Peter Macdiarmid/Getty Images

Have you ever noticed that when you go on Amazon, sometimes you get charged sales tax and sometimes you don’t? That’s because different rules apply for different states, and there’s a lot of grey area. But now, under pressure from state governments, the company has agreed to collect them uniformly across the country. With that out of the way, revenue-hungry states are shifting their attention and trying to force the rest of online retail to pay up. 

That’s got many businesses worried, including one just east of Los Angeles. It’s called Upak, and if you’ve ever bought a fancy shipping envelope online  like one covered with red hearts or yellow sunflowers  there’s a good chance it came from here.

“Instead of a regular plain white mailer, we have a lot of custom prints, and a lot of designs,” said Vice President Bruce Mayclin. “It makes it look a lot nicer, it makes their package noticed.”

Upak sells $7 million to $10 million worth of mailers nationwide, Mayclin said as he walked through his warehouse. 

“It’s a very good business. We are growing a lot. We cannot complain,” he said.

Like the online retailers he supplies, Mayclin doesn’t have to charge you any sales tax unless you live in a state where his company has a physical location  like here in California. So, he does collect tax from California buyers and sends it to the state. If he was forced to collect and send taxes from everywhere else, Mayclin said it will cost him time and money.

“That’ll be a nightmare. It’ll be extremely hard, if not impossible to gather tax from every municipality across the country,” said Mayclin.

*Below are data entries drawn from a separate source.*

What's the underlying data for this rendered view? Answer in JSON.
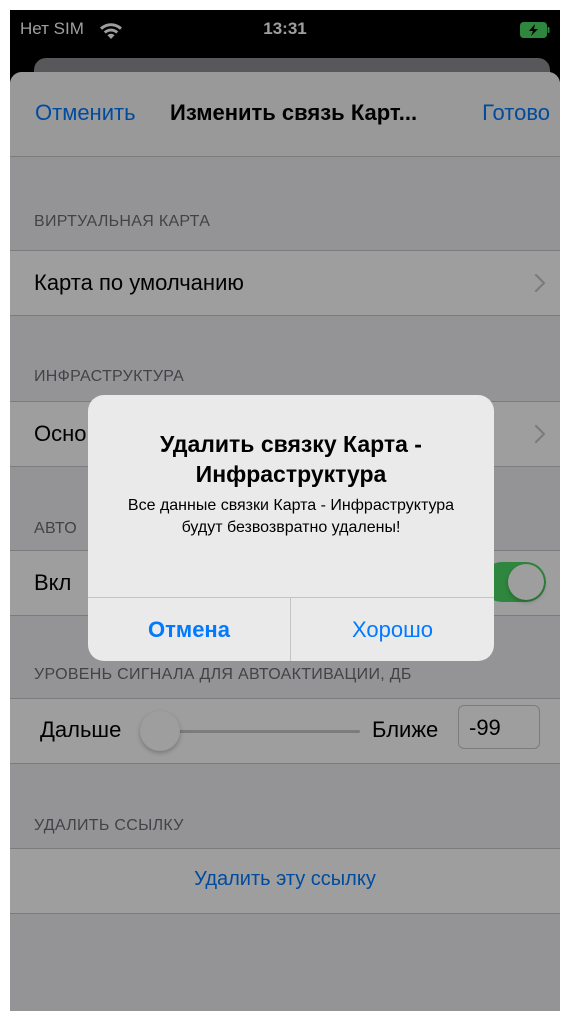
{
  "status_bar": {
    "carrier": "Нет SIM",
    "time": "13:31",
    "wifi_icon": "wifi-icon",
    "battery_icon": "battery-charging-icon"
  },
  "nav": {
    "cancel_label": "Отменить",
    "title": "Изменить связь Карт...",
    "done_label": "Готово"
  },
  "sections": {
    "virtual_map": {
      "header": "ВИРТУАЛЬНАЯ КАРТА",
      "row_label": "Карта по умолчанию"
    },
    "infrastructure": {
      "header": "ИНФРАСТРУКТУРА",
      "row_label": "Основ"
    },
    "auto": {
      "header": "АВТО",
      "row_label": "Вкл",
      "switch_on": true
    },
    "signal": {
      "header": "УРОВЕНЬ СИГНАЛА ДЛЯ АВТОАКТИВАЦИИ, ДБ",
      "left_label": "Дальше",
      "right_label": "Ближе",
      "value": "-99",
      "slider_level": 0
    },
    "delete": {
      "header": "УДАЛИТЬ ССЫЛКУ",
      "button_label": "Удалить эту ссылку"
    }
  },
  "alert": {
    "title": "Удалить связку Карта - Инфраструктура",
    "message": "Все данные связки Карта - Инфраструктура будут безвозвратно удалены!",
    "cancel_label": "Отмена",
    "ok_label": "Хорошо"
  },
  "colors": {
    "accent": "#007aff",
    "switch_on": "#4cd964",
    "grouped_background": "#efeff4"
  }
}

With tens of thousands of online retailers in Mayclin’s position, that’s a whole lot of lost revenue every year for states.

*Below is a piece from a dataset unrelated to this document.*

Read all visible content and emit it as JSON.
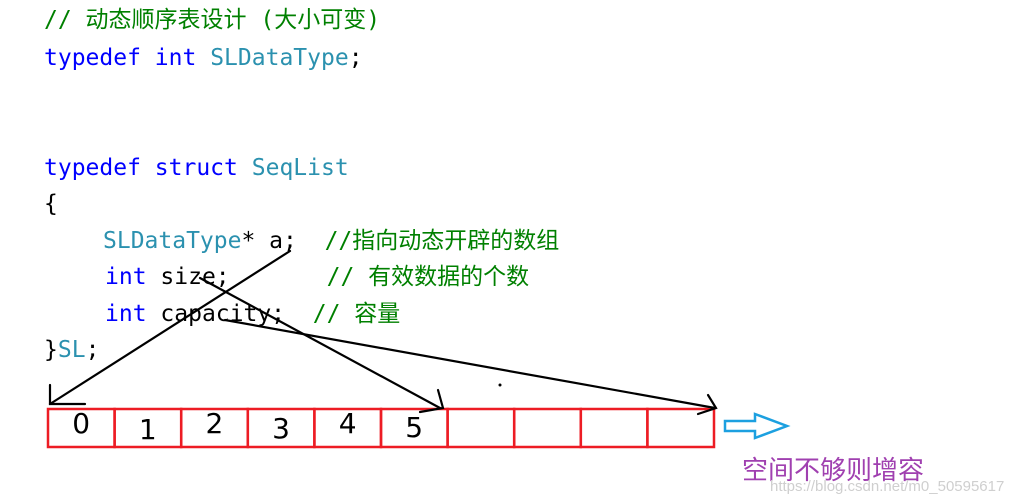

John Hicks, executive director of the National Association of State Budget Officers said it’s “something on the order of $23 billion.”

States have tried so many ways to get that revenue, he said, that they’re now targeting the big one: the Supreme Court. The ruling that companies only have to collect sales tax if they have a physical location in the state comes from a case called Quill Corp v. North Dakota. This was 1992, before Amazon was even a thing.

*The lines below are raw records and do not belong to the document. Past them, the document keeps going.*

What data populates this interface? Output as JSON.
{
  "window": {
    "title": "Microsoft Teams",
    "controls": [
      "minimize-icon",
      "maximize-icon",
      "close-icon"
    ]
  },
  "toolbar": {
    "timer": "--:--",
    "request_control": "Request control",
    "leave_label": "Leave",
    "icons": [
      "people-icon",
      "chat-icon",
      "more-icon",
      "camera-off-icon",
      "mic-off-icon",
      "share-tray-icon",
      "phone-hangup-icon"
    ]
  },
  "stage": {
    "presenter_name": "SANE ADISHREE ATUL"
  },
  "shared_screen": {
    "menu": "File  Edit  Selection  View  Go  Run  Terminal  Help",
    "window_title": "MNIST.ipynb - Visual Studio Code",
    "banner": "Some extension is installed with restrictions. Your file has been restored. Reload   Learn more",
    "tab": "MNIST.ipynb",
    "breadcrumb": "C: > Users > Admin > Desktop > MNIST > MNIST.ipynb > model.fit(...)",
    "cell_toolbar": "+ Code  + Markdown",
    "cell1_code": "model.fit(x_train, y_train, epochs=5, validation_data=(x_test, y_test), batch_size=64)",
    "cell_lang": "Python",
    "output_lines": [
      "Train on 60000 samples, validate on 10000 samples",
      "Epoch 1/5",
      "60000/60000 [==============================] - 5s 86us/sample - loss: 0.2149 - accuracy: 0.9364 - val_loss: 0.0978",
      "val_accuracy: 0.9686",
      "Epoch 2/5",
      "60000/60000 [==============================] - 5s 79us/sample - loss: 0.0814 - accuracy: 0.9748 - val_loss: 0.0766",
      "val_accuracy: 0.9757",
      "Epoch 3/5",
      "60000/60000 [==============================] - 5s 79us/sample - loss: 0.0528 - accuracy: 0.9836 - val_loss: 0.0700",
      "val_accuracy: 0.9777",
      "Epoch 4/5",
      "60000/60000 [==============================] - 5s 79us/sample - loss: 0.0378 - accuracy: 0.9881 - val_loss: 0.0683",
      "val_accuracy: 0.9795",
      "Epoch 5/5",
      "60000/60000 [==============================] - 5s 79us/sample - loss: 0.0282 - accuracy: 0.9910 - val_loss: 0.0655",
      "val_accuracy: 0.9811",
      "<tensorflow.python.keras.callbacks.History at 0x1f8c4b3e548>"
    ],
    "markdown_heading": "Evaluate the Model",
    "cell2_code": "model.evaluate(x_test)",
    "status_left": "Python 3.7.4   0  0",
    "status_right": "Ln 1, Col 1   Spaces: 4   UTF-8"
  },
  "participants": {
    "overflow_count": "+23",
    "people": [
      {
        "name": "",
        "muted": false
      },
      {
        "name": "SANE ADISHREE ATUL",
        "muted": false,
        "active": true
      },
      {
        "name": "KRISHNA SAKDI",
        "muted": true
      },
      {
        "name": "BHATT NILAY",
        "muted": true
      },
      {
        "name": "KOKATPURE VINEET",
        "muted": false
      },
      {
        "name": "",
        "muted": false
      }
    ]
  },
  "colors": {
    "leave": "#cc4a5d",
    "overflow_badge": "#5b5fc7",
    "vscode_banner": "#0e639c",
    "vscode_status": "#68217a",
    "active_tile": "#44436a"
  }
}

Now it looks like the court may be willing to revisit the issue. Two years ago, Supreme Court Justice Anthony Kennedy said the ruling was harming states ” to a degree far greater than could have been anticipated” and that the legal system should find a way to revisit Quill.

And so the “kill Quill” push began. Many states have passed laws recently clearly in conflict with Quill, said UCLA Law Professor Kirk Stark.

“The idea is to tee up the issue for litigation so that it can be taken up very quickly by the U.S. Supreme Court,” he said.

One example: South Dakota, which passed a law requiring all online stores with sales in the state of more than $100,000 to collect taxes. A group of online retailers have already sued the state, and the issue is now before South Dakota’s highest court. If it reaches the Supreme Court, Stark said killing Quill might appeal to either side of the the divided bench.

“It could actually bring together both liberal and conservative justices who for different reasons, think that states ought to have more latitude on this question,” he said.

If that happens, you can bet your online shopping bills will get a bit pricier.